En 1984, Andres Serrano photographie en gros plan une tête de vache coupée, posée de profil sur un socle de marbre peint sur fond rouge. On est dans un premier temps frappé par l’équilibre classique de l’ensemble, avant de s’inquiéter de sa nuque ensanglantée : à voir la fraîcheur de son museau, l’animal vient manifestement d’être tué puis mis en scène. Le thème n’a rien d’original, sauf que nous sommes désormais entrés dans ce moment historique où l’on ne voit plus la mort animale aussi paisiblement que dans les temps anciens, et pour cause ! Il suffit d’oser regarder un jour un documentaire sur les conditions industrielles de l’abattage pour ne plus dormir ni manger tranquille.

Depuis l’Antiquité grecque, les peintres ont représenté toutes sortes de bêtes inanimées comme des choses, en veillant à les peindre en trompe-l’œil, de façon qu’on les voie comme les signes d’un bon festin après la chasse. Le xvie siècle ajoutera la viande de la vache aux marchandises vendues au marché. Serrano s’inscrit dans cette tradition de la nature morte, mais aussi dans une lignée plus récente d’artistes qui, de Joachim Beuckelaer à Francisco de Goya en passant par Diego Velázquez ou José de Ribera, ont repris le motif en attirant la compassion. Depuis le xviie siècle surtout, les cadavres renvoient à notre condition dans toute sa fragilité et l’on joue sur la disposition christique ou la physionomie humaine pour rendre plus crédible une communauté de destin entre les bêtes et nous.

Dès cette époque, les artistes et les écrivains tentaient désespérément d’imposer l’individu, homme ou animal, comme la seule mesure possible d’une société qui allait s’industrialiser à vive allure.

Serrano lui-même n’oublie certainement pas l’humanité quand il photographie sa tête de vache, qu’il faut rapprocher de sa série de corps surpris à la morgue en 1991. Il se souvient alors des romantiques, et surtout de Théodore Géricault, obsédé par la mort dans les guerres de masse napoléoniennes – de « grande consommation », comme disait Chateaubriand. Le peintre se faisait livrer des membres de cadavres à son atelier, qui finissaient par affoler le voisinage à force de puer. Il disait vouloir comprendre le moment où la vie quitte le corps.

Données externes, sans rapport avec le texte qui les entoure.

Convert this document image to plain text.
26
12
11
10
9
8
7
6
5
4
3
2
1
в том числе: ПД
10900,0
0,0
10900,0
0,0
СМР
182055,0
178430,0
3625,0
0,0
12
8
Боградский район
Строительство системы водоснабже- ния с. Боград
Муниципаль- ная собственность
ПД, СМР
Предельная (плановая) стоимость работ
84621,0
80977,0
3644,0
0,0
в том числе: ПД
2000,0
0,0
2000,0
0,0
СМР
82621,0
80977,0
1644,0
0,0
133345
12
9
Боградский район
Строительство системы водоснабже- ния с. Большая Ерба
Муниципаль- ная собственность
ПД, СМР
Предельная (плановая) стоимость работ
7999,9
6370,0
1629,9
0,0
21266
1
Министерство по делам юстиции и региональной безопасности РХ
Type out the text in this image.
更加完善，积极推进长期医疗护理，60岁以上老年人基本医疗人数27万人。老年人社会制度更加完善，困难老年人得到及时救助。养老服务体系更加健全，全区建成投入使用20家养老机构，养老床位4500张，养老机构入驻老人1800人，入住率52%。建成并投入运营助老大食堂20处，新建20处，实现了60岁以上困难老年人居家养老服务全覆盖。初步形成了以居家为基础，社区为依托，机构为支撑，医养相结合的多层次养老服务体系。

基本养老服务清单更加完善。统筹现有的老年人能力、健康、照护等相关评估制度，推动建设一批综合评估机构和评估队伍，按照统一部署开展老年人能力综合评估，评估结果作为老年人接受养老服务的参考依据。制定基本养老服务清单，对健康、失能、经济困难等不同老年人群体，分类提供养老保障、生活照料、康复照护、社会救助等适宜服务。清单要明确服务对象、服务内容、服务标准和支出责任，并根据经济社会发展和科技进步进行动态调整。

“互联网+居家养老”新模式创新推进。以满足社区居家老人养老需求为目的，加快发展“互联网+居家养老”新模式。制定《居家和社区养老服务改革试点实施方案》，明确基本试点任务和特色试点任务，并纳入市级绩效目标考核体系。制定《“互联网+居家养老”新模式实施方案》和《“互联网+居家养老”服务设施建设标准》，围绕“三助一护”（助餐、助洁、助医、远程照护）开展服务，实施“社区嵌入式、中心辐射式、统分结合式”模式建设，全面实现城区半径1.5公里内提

Dès cette époque, les artistes et les écrivains tentaient désespérément d’imposer l’individu, homme ou animal, comme la seule mesure possible d’une société qui allait s’industrialiser à vive allure. Nous connaissons la suite. On s’est battu contre Descartes pour montrer que les bêtes ne sont pas des machines sans âme et qu’à bien des égards, elles aiment et elles souffrent comme nous. Au temps des catastrophes sanitaires, des élevages en batterie et des abattoirs sales, la tête de vache de Serrano nous invite moins à la pitié qu’à la réflexion ; elle semble nous avertir. C’est même la première de toute l’histoire de l’art qui fait plus que nous observer : elle nous a méchamment à l’œil, avec une qualité d’observation qui fait peur. Aurait-elle en tête le chiffre de 70 milliards de bêtes de boucherie qui naissent par an dans le monde pour être mangées ? Ou la déclaration de Cambridge de 2012, qui suppose que les êtres humains ne sont pas seuls à posséder les substrats neurologiques qui génèrent la conscience ? Quant à Serrano qui fait son portrait en majesté, il a peut-être pensé, comme Kafka, que l’« on photographie les choses pour se les chasser de l’esprit ». 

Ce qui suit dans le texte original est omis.